Grandpa Fred, Jefferson explains, was demanding and supportive. A big football fan, Fred nevertheless wasn’t so keen on A.J. playing the sport, as he saw it as a whole lot more dangerous than the other sports – soccer and basketball – that his grandson was also playing.
But Jefferson caught the football bug the year before he got to high school, finding that he excelled at both defensive back and receiver. “It was a way more intense sport than anything I’d ever played,” he remembers of the early allure of football.
After a college career at Fresno State and four seasons in the NFL that saw him stop in Arizona, Minnesota and Seattle, Jefferson decided to attend an Argos tryout camp last spring and when the team offered him a contract, he decided it was time to head north to the CFL. “I’m excited about it,” he says of his first season in Toronto. “We’re winning. I feel good.”

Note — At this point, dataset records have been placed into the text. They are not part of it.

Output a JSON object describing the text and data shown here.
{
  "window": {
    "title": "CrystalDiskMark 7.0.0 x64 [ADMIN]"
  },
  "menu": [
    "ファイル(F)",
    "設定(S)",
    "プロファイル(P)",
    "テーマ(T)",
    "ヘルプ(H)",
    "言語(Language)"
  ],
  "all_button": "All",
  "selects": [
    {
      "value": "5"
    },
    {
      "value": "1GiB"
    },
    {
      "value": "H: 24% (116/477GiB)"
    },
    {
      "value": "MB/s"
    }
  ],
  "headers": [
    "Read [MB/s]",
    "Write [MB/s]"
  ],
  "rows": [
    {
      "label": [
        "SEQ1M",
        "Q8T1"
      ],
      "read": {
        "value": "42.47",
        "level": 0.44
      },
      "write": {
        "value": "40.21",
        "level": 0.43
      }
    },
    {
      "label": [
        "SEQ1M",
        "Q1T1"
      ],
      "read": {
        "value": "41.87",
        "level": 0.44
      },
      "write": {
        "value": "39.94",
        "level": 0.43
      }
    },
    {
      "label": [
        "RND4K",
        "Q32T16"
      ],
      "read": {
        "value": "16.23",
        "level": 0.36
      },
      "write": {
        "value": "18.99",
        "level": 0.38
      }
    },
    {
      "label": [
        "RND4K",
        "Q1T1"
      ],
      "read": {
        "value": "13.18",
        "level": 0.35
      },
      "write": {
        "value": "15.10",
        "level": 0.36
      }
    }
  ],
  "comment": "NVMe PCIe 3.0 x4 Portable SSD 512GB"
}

With the first seven regular season games on his resume, Jefferson is taking stock of what he’s been able to accomplish and is also continuing to adjust to the style of football he says other teams have forced him into playing. Knowing that Jefferson likes to be physical at the line of scrimmage, opponents have given him, more and more, a diet of waggling receivers blasting into his territory from the slot, as opposed to static wide receivers coming at him at the snap.

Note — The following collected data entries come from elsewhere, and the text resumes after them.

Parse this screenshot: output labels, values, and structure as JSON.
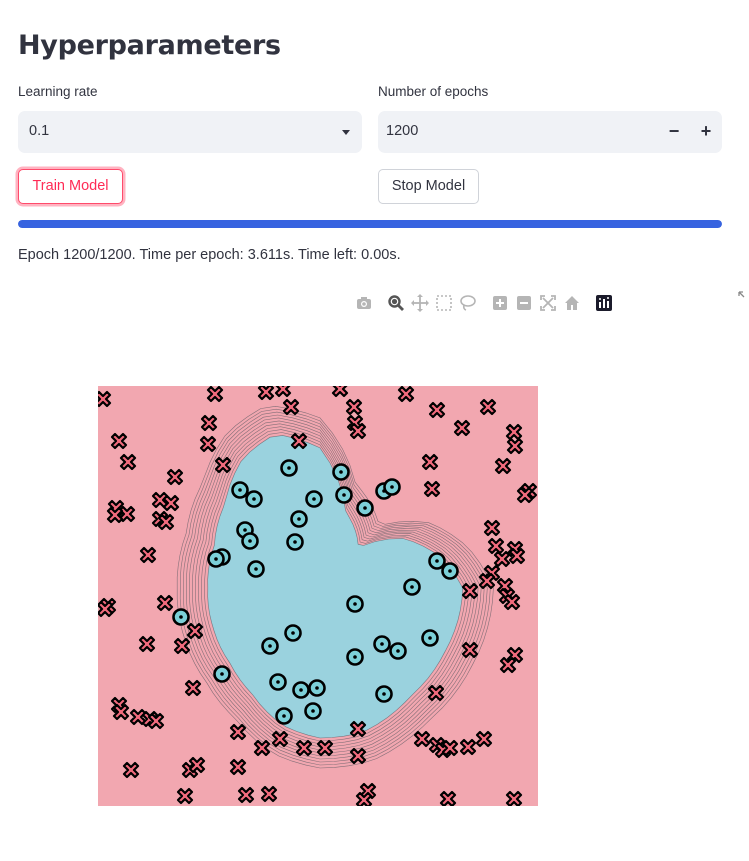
{
  "page": {
    "title": "Hyperparameters"
  },
  "learning_rate": {
    "label": "Learning rate",
    "selected": "0.1"
  },
  "epochs": {
    "label": "Number of epochs",
    "value": "1200",
    "decrement": "−",
    "increment": "+"
  },
  "buttons": {
    "train": "Train Model",
    "stop": "Stop Model"
  },
  "progress": {
    "fraction": 1.0,
    "status": "Epoch 1200/1200. Time per epoch: 3.611s. Time left: 0.00s."
  },
  "modebar": {
    "icons": [
      "camera-icon",
      "zoom-icon",
      "pan-icon",
      "box-select-icon",
      "lasso-icon",
      "zoom-in-icon",
      "zoom-out-icon",
      "autoscale-icon",
      "reset-axes-icon",
      "plotly-logo-icon"
    ]
  },
  "colors": {
    "outside_region": "#f2a7b0",
    "inside_region": "#9ad2de",
    "cross_fill": "#f26b7d",
    "circle_fill": "#7cd0d8",
    "progress": "#3763e0",
    "accent": "#ff4b6b"
  },
  "chart_data": {
    "type": "scatter",
    "title": "",
    "xlabel": "",
    "ylabel": "",
    "xlim": [
      0,
      440
    ],
    "ylim": [
      0,
      420
    ],
    "grid": false,
    "legend": "none",
    "decision_boundary": {
      "inside_class": "circle",
      "outside_class": "cross",
      "contour_levels": 10
    },
    "series": [
      {
        "marker": "circle",
        "points": [
          [
            191,
            82
          ],
          [
            243,
            86
          ],
          [
            142,
            104
          ],
          [
            156,
            113
          ],
          [
            216,
            113
          ],
          [
            246,
            109
          ],
          [
            286,
            105
          ],
          [
            294,
            101
          ],
          [
            267,
            122
          ],
          [
            201,
            133
          ],
          [
            147,
            144
          ],
          [
            152,
            155
          ],
          [
            197,
            156
          ],
          [
            124,
            171
          ],
          [
            118,
            173
          ],
          [
            158,
            183
          ],
          [
            339,
            175
          ],
          [
            352,
            185
          ],
          [
            314,
            201
          ],
          [
            257,
            218
          ],
          [
            83,
            231
          ],
          [
            195,
            247
          ],
          [
            172,
            260
          ],
          [
            332,
            252
          ],
          [
            284,
            258
          ],
          [
            300,
            265
          ],
          [
            257,
            271
          ],
          [
            124,
            288
          ],
          [
            180,
            296
          ],
          [
            203,
            304
          ],
          [
            219,
            302
          ],
          [
            286,
            308
          ],
          [
            215,
            325
          ],
          [
            186,
            330
          ]
        ]
      },
      {
        "marker": "cross",
        "points": [
          [
            117,
            8
          ],
          [
            168,
            6
          ],
          [
            185,
            3
          ],
          [
            242,
            3
          ],
          [
            308,
            8
          ],
          [
            5,
            13
          ],
          [
            193,
            21
          ],
          [
            256,
            21
          ],
          [
            339,
            24
          ],
          [
            390,
            21
          ],
          [
            257,
            37
          ],
          [
            364,
            42
          ],
          [
            260,
            45
          ],
          [
            111,
            37
          ],
          [
            110,
            58
          ],
          [
            201,
            55
          ],
          [
            416,
            46
          ],
          [
            417,
            60
          ],
          [
            21,
            55
          ],
          [
            30,
            76
          ],
          [
            405,
            80
          ],
          [
            125,
            79
          ],
          [
            77,
            91
          ],
          [
            332,
            76
          ],
          [
            334,
            103
          ],
          [
            431,
            105
          ],
          [
            427,
            109
          ],
          [
            62,
            114
          ],
          [
            73,
            117
          ],
          [
            18,
            122
          ],
          [
            29,
            128
          ],
          [
            17,
            129
          ],
          [
            62,
            133
          ],
          [
            68,
            136
          ],
          [
            394,
            142
          ],
          [
            398,
            160
          ],
          [
            417,
            163
          ],
          [
            419,
            170
          ],
          [
            404,
            173
          ],
          [
            50,
            169
          ],
          [
            394,
            187
          ],
          [
            389,
            195
          ],
          [
            407,
            200
          ],
          [
            10,
            220
          ],
          [
            7,
            223
          ],
          [
            67,
            217
          ],
          [
            372,
            205
          ],
          [
            409,
            210
          ],
          [
            414,
            216
          ],
          [
            97,
            245
          ],
          [
            49,
            258
          ],
          [
            84,
            260
          ],
          [
            372,
            264
          ],
          [
            417,
            269
          ],
          [
            410,
            279
          ],
          [
            95,
            302
          ],
          [
            338,
            307
          ],
          [
            21,
            319
          ],
          [
            23,
            326
          ],
          [
            40,
            331
          ],
          [
            52,
            333
          ],
          [
            58,
            335
          ],
          [
            260,
            343
          ],
          [
            140,
            346
          ],
          [
            182,
            353
          ],
          [
            164,
            362
          ],
          [
            206,
            362
          ],
          [
            227,
            362
          ],
          [
            324,
            353
          ],
          [
            339,
            359
          ],
          [
            345,
            364
          ],
          [
            352,
            362
          ],
          [
            370,
            361
          ],
          [
            386,
            353
          ],
          [
            260,
            370
          ],
          [
            140,
            381
          ],
          [
            33,
            384
          ],
          [
            92,
            384
          ],
          [
            99,
            379
          ],
          [
            270,
            405
          ],
          [
            266,
            414
          ],
          [
            148,
            409
          ],
          [
            171,
            408
          ],
          [
            87,
            410
          ],
          [
            350,
            413
          ],
          [
            416,
            413
          ]
        ]
      }
    ]
  }
}
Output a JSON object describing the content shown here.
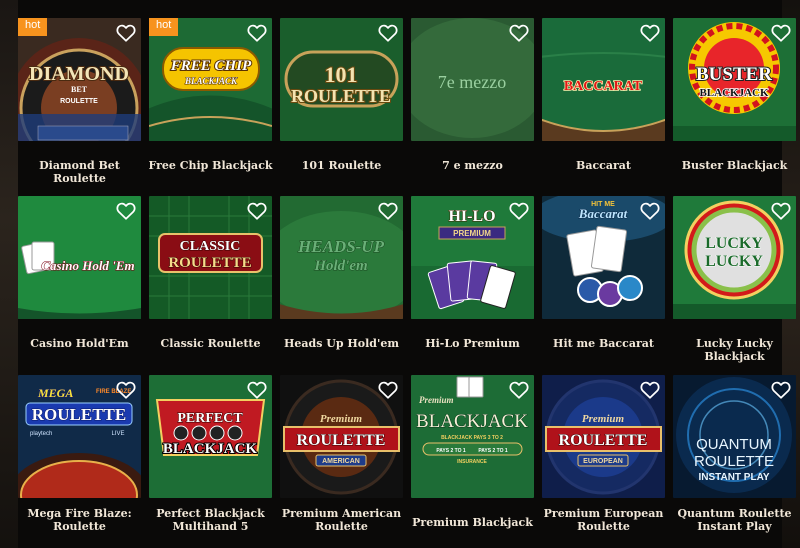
{
  "badge_hot": "hot",
  "games": [
    {
      "title": "Diamond Bet Roulette",
      "hot": true,
      "logo": [
        "DIAMOND",
        "BET",
        "ROULETTE"
      ]
    },
    {
      "title": "Free Chip Blackjack",
      "hot": true,
      "logo": [
        "FREE CHIP",
        "BLACKJACK"
      ]
    },
    {
      "title": "101 Roulette",
      "hot": false,
      "logo": [
        "101",
        "ROULETTE"
      ]
    },
    {
      "title": "7 e mezzo",
      "hot": false,
      "logo": [
        "7e mezzo"
      ]
    },
    {
      "title": "Baccarat",
      "hot": false,
      "logo": [
        "BACCARAT"
      ]
    },
    {
      "title": "Buster Blackjack",
      "hot": false,
      "logo": [
        "BUSTER",
        "BLACKJACK"
      ]
    },
    {
      "title": "Casino Hold'Em",
      "hot": false,
      "logo": [
        "Casino Hold 'Em"
      ]
    },
    {
      "title": "Classic Roulette",
      "hot": false,
      "logo": [
        "CLASSIC",
        "ROULETTE"
      ]
    },
    {
      "title": "Heads Up Hold'em",
      "hot": false,
      "logo": [
        "HEADS-UP",
        "Hold'em"
      ]
    },
    {
      "title": "Hi-Lo Premium",
      "hot": false,
      "logo": [
        "HI-LO",
        "PREMIUM"
      ]
    },
    {
      "title": "Hit me Baccarat",
      "hot": false,
      "logo": [
        "HIT ME",
        "Baccarat"
      ]
    },
    {
      "title": "Lucky Lucky Blackjack",
      "hot": false,
      "logo": [
        "LUCKY",
        "LUCKY"
      ]
    },
    {
      "title": "Mega Fire Blaze: Roulette",
      "hot": false,
      "logo": [
        "MEGA",
        "FIRE BLAZE",
        "ROULETTE",
        "playtech",
        "LIVE"
      ]
    },
    {
      "title": "Perfect Blackjack Multihand 5",
      "hot": false,
      "logo": [
        "PERFECT",
        "BLACKJACK"
      ]
    },
    {
      "title": "Premium American Roulette",
      "hot": false,
      "logo": [
        "Premium",
        "ROULETTE",
        "AMERICAN"
      ]
    },
    {
      "title": "Premium Blackjack",
      "hot": false,
      "logo": [
        "Premium",
        "BLACKJACK",
        "BLACKJACK PAYS 3 TO 2",
        "PAYS 2 TO 1",
        "INSURANCE",
        "PAYS 2 TO 1"
      ]
    },
    {
      "title": "Premium European Roulette",
      "hot": false,
      "logo": [
        "Premium",
        "ROULETTE",
        "EUROPEAN"
      ]
    },
    {
      "title": "Quantum Roulette Instant Play",
      "hot": false,
      "logo": [
        "QUANTUM",
        "ROULETTE",
        "INSTANT PLAY"
      ]
    }
  ],
  "colors": {
    "hot_badge": "#f7931e",
    "caption": "#f1e7d8",
    "felt": "#1f7a3a",
    "background": "#0a0908"
  },
  "icons": {
    "favorite": "heart-outline-icon"
  }
}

“They’ve been waggling guys a lot because they don’t want me to put my hands on guys,” Jefferson says, noting that he was getting caught in a chase position a lot during the early portion of the season as he adjusted to that kind of attack coming at him.

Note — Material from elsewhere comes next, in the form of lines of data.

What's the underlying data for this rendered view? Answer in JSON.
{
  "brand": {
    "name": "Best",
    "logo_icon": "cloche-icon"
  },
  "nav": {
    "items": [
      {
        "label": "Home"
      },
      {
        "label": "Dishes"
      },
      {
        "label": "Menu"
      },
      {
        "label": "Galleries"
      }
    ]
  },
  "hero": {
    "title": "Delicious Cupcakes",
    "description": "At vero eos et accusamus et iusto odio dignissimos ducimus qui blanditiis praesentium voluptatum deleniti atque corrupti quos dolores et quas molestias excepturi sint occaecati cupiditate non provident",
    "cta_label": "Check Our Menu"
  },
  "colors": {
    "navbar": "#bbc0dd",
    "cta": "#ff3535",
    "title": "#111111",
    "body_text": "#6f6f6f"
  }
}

“I’ve been practicing it a ton,” he says of a technique he never needed until this year. “It was hard in the beginning because people were running past me and I was sittin’ on a lot of stuff. But I’m getting the tempo down. It’s been a fairly easy transition because that’s what I’m seeing every single week now.”
That transition will not come at the cost of the aggressive nature Jefferson displays when it comes to looking for interceptions. “I’m definitely a ball hawk and an aggressive kind of guy,” he notes. “I’m a high risk, high reward kind of guy. If I’ve seen a play a couple of times I’m definitely gonna take a chance and jump a route and try to get an interception and make a big play for my team.”
The fine line, Jefferson cautions, comes in the area between taking a calculated risk and a foolish one, a balance that he constantly strives to achieve.
“At times I can get us into trouble,” he admits. “Early in the season I got hosed jumpin’ a lot of stuff and they ran a couple of double moves on me. That was just because I was gambling. Now, I kind of see things a little bit better and the game is slowing down for me.”
As it is for other first year members of that Argos’ defensive backfield. Players like Akwasi Owusu-Ansah, Devin Smith and Travis Hawkins. Jefferson is optimistic that the secondary will continue to get better and better.
“We’re all meshing together well. We’re all figuring out – as our playbook expands and we add plays – we can trust each other.”
As far as looking for big plays as a defender as opposed to on special teams, Jefferson claims it’s no matter to him; he’s happy to get them wherever he can and if that means trotting back to field punts after a defensive series, he’s all in.
“I like a challenge,” is his response to the scenario.
That’s about as straight ahead as a pick-six in Regina or a punt return TD in Winnipeg.